Inactivity is responsible for nearly twice as many deaths as obesity, a study performed by the University of Cambridge has discovered.
The study, Physical activity and all-cause mortality across levels of overall and abdominal adiposity in European men and women, examined 334,161 European men and women over a 12 year period. They estimated that approximately 676,000 deaths in Europe were caused by inactivity per year, compared to 337,000 from obesity.
Dr Justin Varney, national lead for adult health and wellbeing at PHE said: 'Research shows that doing physical activity and maintaining a healthy weight will both help to improve your health and reduce the risk of a number of diseases including heart disease, type 2 diabetes, breast and bowel cancer.
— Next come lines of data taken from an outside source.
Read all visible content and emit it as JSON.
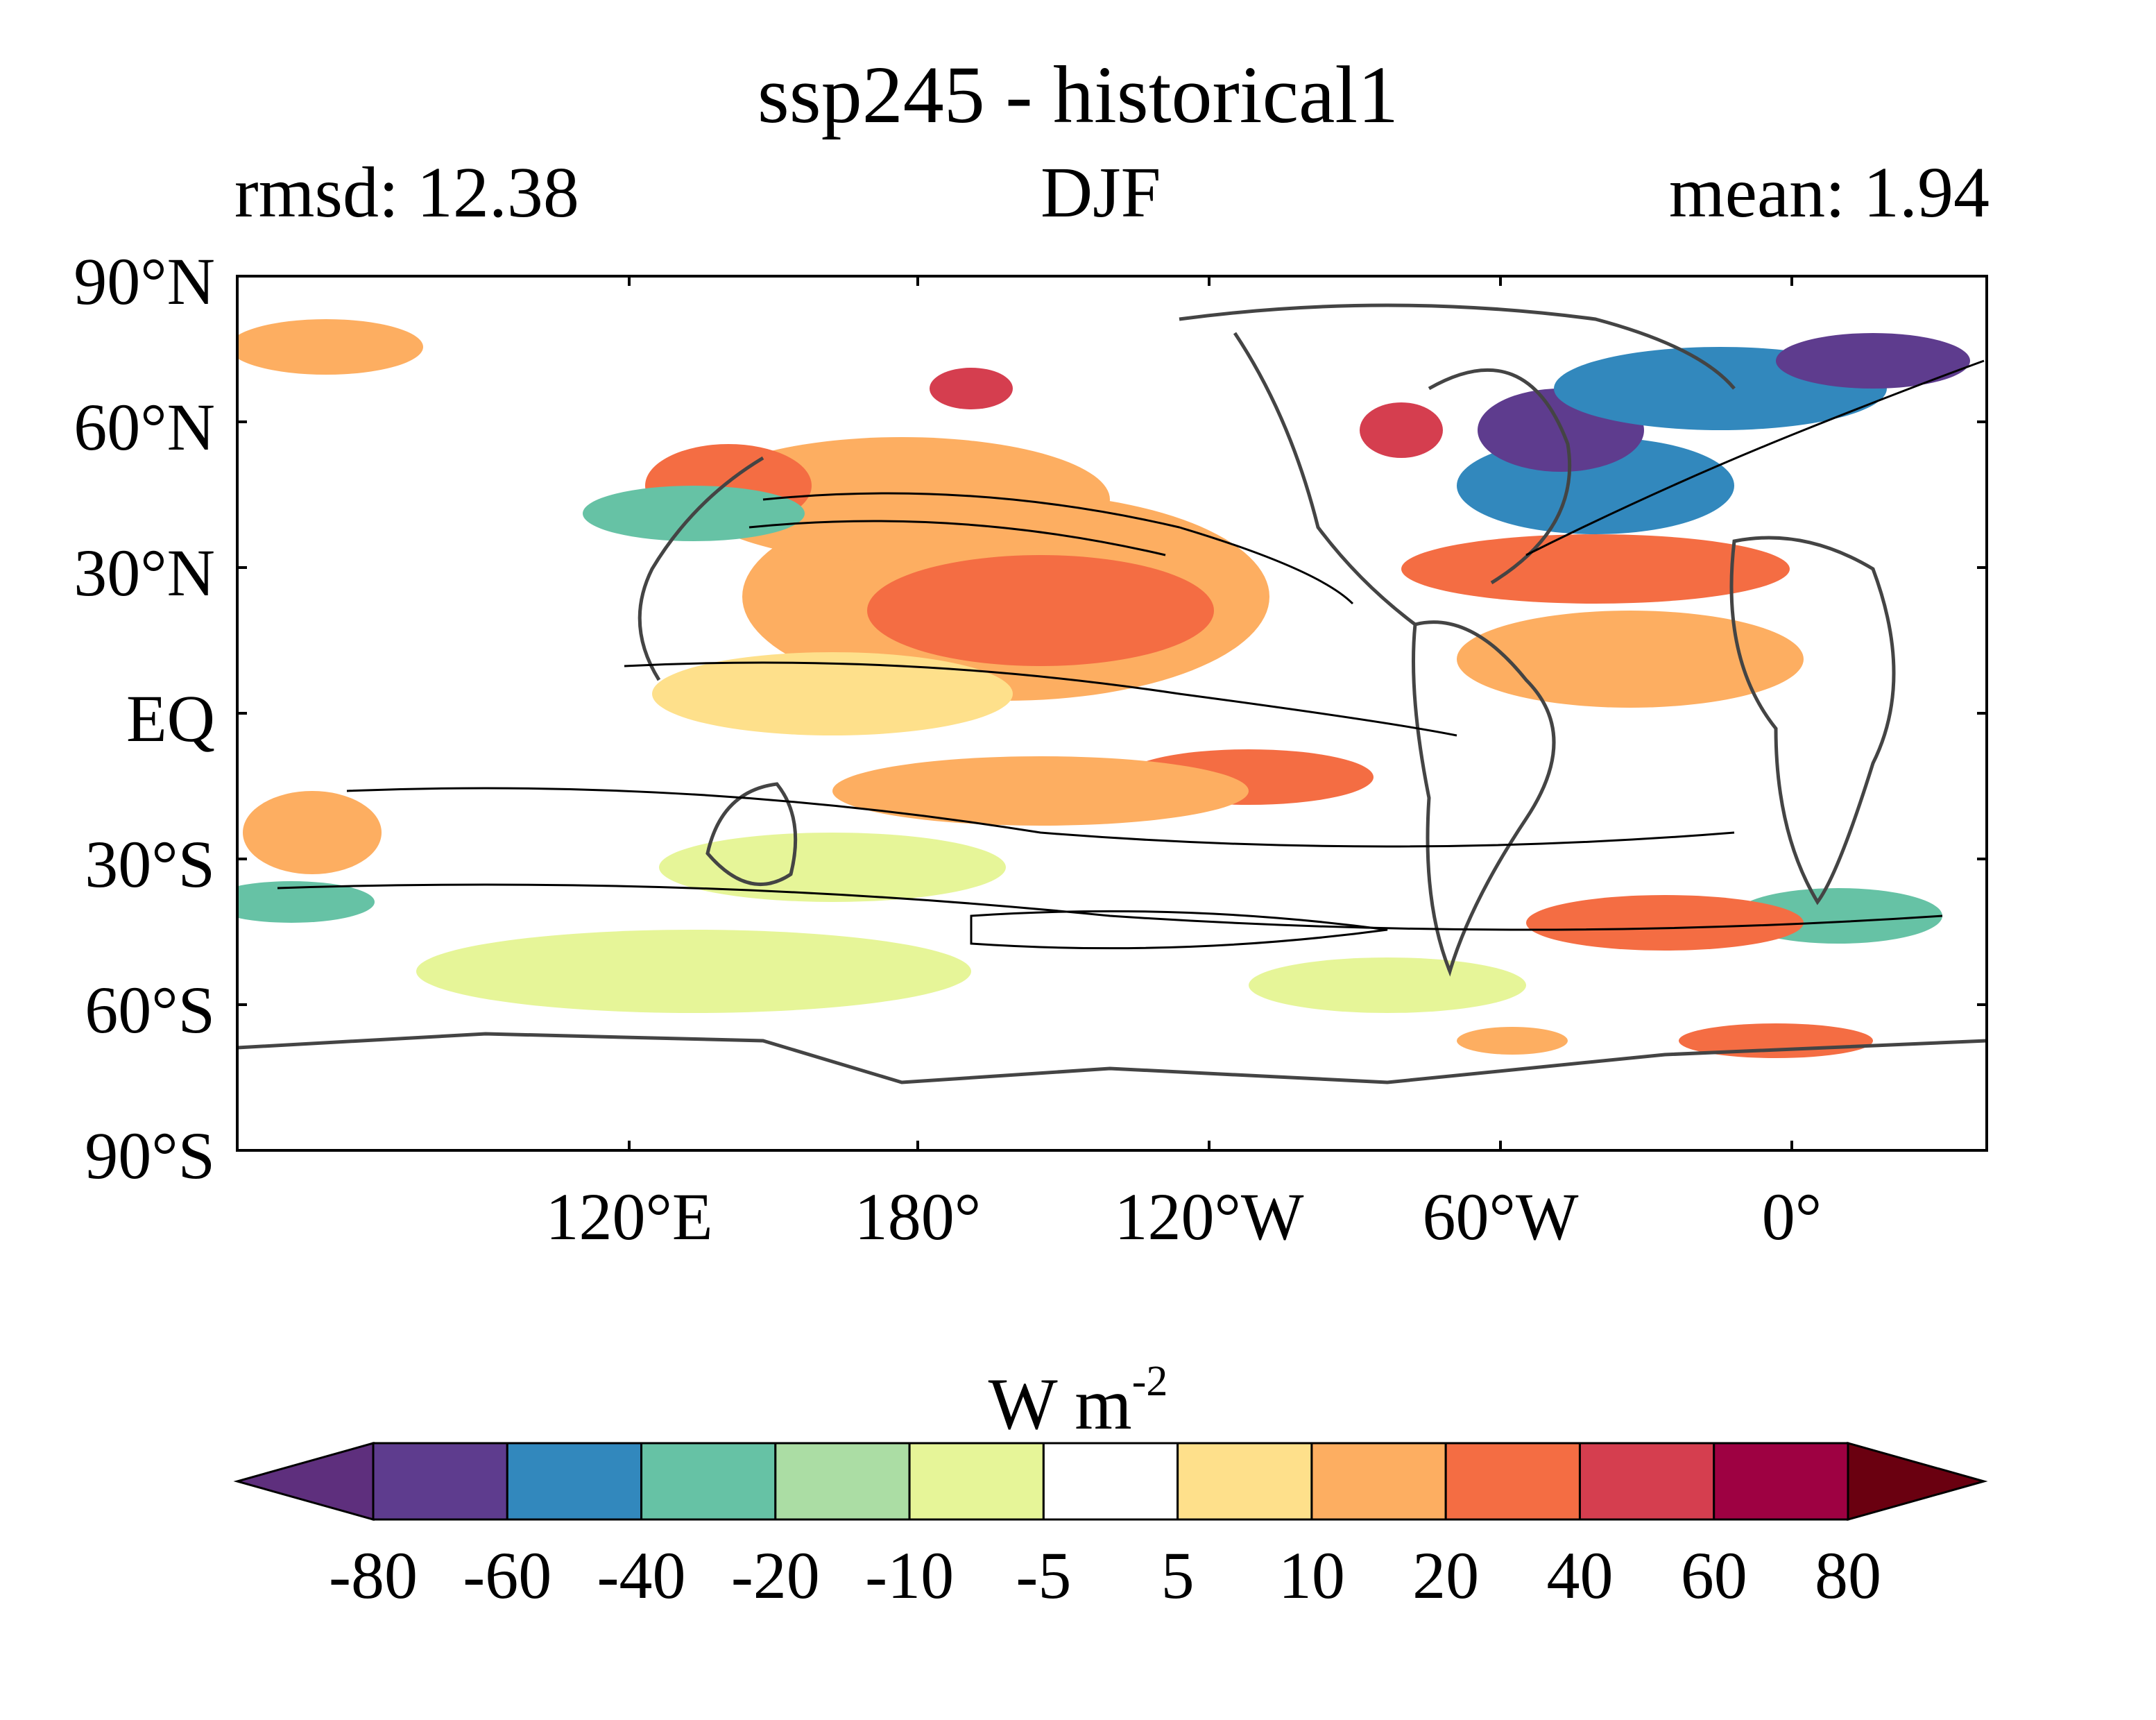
{
  "title": "ssp245 - historical1",
  "left_stat": "rmsd: 12.38",
  "season": "DJF",
  "right_stat": "mean: 1.94",
  "map": {
    "lat_tick_labels": [
      "90°N",
      "60°N",
      "30°N",
      "EQ",
      "30°S",
      "60°S",
      "90°S"
    ],
    "lon_tick_labels": [
      "120°E",
      "180°",
      "120°W",
      "60°W",
      "0°"
    ],
    "lat_range": [
      -90,
      90
    ]
  },
  "colorbar": {
    "unit_main": "W m",
    "unit_sup": "-2",
    "tick_labels": [
      "-80",
      "-60",
      "-40",
      "-20",
      "-10",
      "-5",
      "5",
      "10",
      "20",
      "40",
      "60",
      "80"
    ],
    "bin_colors": [
      "#5e3c8e",
      "#3288bd",
      "#66c2a5",
      "#abdda4",
      "#e6f598",
      "#ffffff",
      "#fee08b",
      "#fdae61",
      "#f46d43",
      "#d53e4f",
      "#9e0142"
    ],
    "under_color": "#5e2f7d",
    "over_color": "#6a0010",
    "extend": "both"
  },
  "colors": {
    "coast": "#444444",
    "contour": "#000000"
  }
}
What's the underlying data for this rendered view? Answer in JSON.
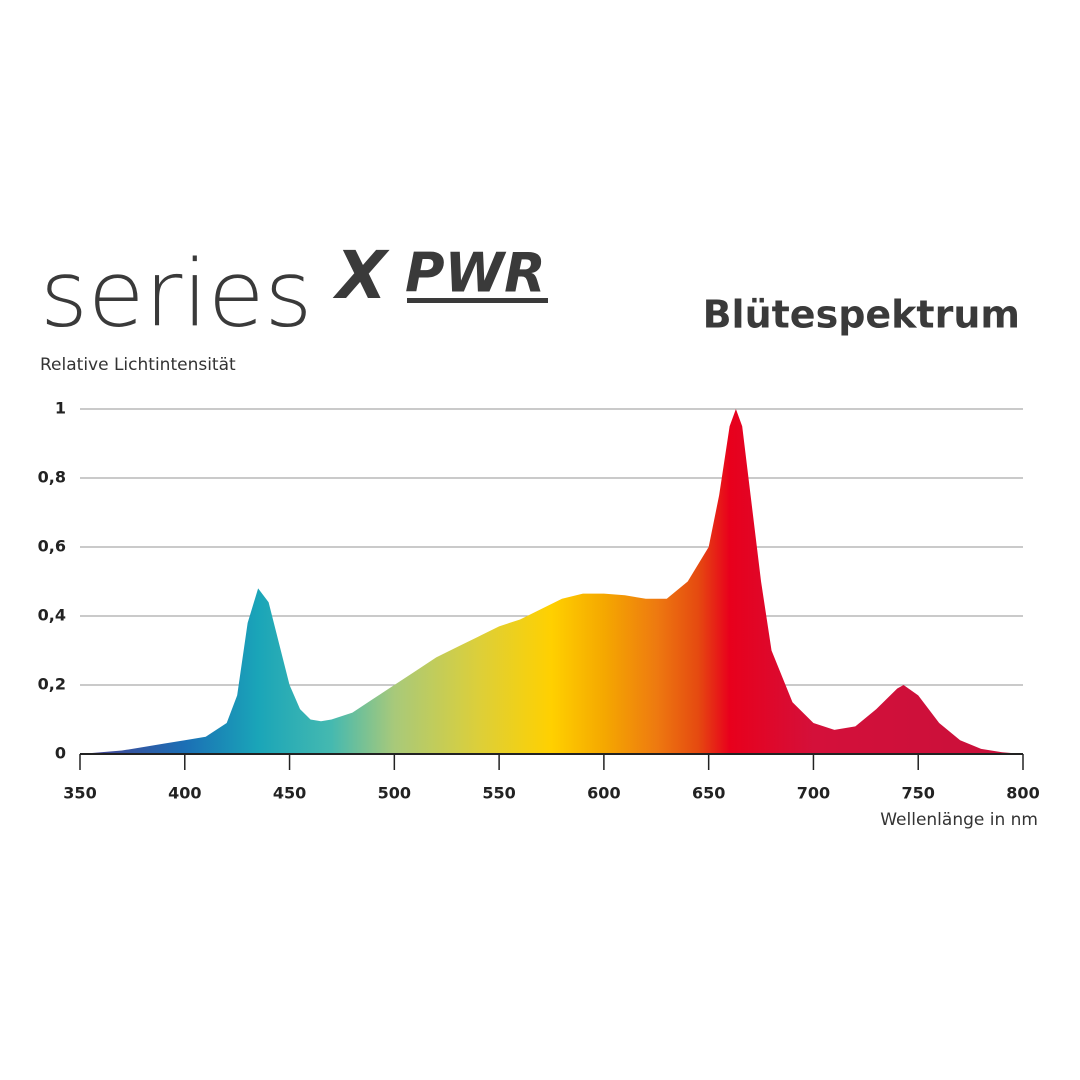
{
  "brand": {
    "name": "series",
    "mark": "X",
    "suffix": "PWR"
  },
  "chart_data": {
    "type": "area",
    "title": "Blütespektrum",
    "ylabel": "Relative Lichtintensität",
    "xlabel": "Wellenlänge in nm",
    "x": [
      350,
      360,
      370,
      380,
      390,
      400,
      410,
      420,
      425,
      430,
      435,
      440,
      445,
      450,
      455,
      460,
      465,
      470,
      480,
      490,
      500,
      510,
      520,
      530,
      540,
      550,
      560,
      570,
      580,
      590,
      600,
      610,
      620,
      630,
      640,
      650,
      655,
      660,
      663,
      666,
      670,
      675,
      680,
      690,
      700,
      710,
      720,
      730,
      740,
      743,
      750,
      760,
      770,
      780,
      790,
      800
    ],
    "values": [
      0,
      0.005,
      0.01,
      0.02,
      0.03,
      0.04,
      0.05,
      0.09,
      0.17,
      0.38,
      0.48,
      0.44,
      0.32,
      0.2,
      0.13,
      0.1,
      0.095,
      0.1,
      0.12,
      0.16,
      0.2,
      0.24,
      0.28,
      0.31,
      0.34,
      0.37,
      0.39,
      0.42,
      0.45,
      0.465,
      0.465,
      0.46,
      0.45,
      0.45,
      0.5,
      0.6,
      0.75,
      0.95,
      1,
      0.95,
      0.75,
      0.5,
      0.3,
      0.15,
      0.09,
      0.07,
      0.08,
      0.13,
      0.19,
      0.2,
      0.17,
      0.09,
      0.04,
      0.015,
      0.005,
      0
    ],
    "xlim": [
      350,
      800
    ],
    "xticks": [
      350,
      400,
      450,
      500,
      550,
      600,
      650,
      700,
      750,
      800
    ],
    "ylim": [
      0,
      1
    ],
    "yticks": [
      0,
      {
        "value": 0.2,
        "label": "0,2"
      },
      {
        "value": 0.4,
        "label": "0,4"
      },
      {
        "value": 0.6,
        "label": "0,6"
      },
      {
        "value": 0.8,
        "label": "0,8"
      },
      1
    ],
    "grid": true,
    "gradient": [
      {
        "x": 350,
        "color": "#4a3d8f"
      },
      {
        "x": 400,
        "color": "#1b6fb5"
      },
      {
        "x": 435,
        "color": "#1aa5b8"
      },
      {
        "x": 470,
        "color": "#45b9b0"
      },
      {
        "x": 500,
        "color": "#a8c97a"
      },
      {
        "x": 540,
        "color": "#dccf3a"
      },
      {
        "x": 575,
        "color": "#ffd000"
      },
      {
        "x": 600,
        "color": "#f5a800"
      },
      {
        "x": 625,
        "color": "#ee7a10"
      },
      {
        "x": 645,
        "color": "#e54a10"
      },
      {
        "x": 660,
        "color": "#e8001c"
      },
      {
        "x": 700,
        "color": "#d4103a"
      },
      {
        "x": 800,
        "color": "#c8103a"
      }
    ]
  }
}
However, 62 per cent of adults are overweight or obese and one in four women and one in five men are doing less than 30 minutes of physical activity a week.'
The study estimated that if all inactivity was avoided, deaths could be reduced by up to 7.35 per cent. In comparison, if all obesity was avoided, deaths would fall by 3.66 per cent. However, a combination of inactivity and obesity was found to be particularly dangerous, with the study's authors noting that the hazards associated with inactivity are reduced by between 16 and 30 per cent in those with lower BMIs.
Dr Varney added: 'Public agencies across the country need to work together with industry and local people to create healthy communities and healthy places to work and live.'
The researchers suggested that walking for 20 minutes a day could be a good start to increasing activity levels.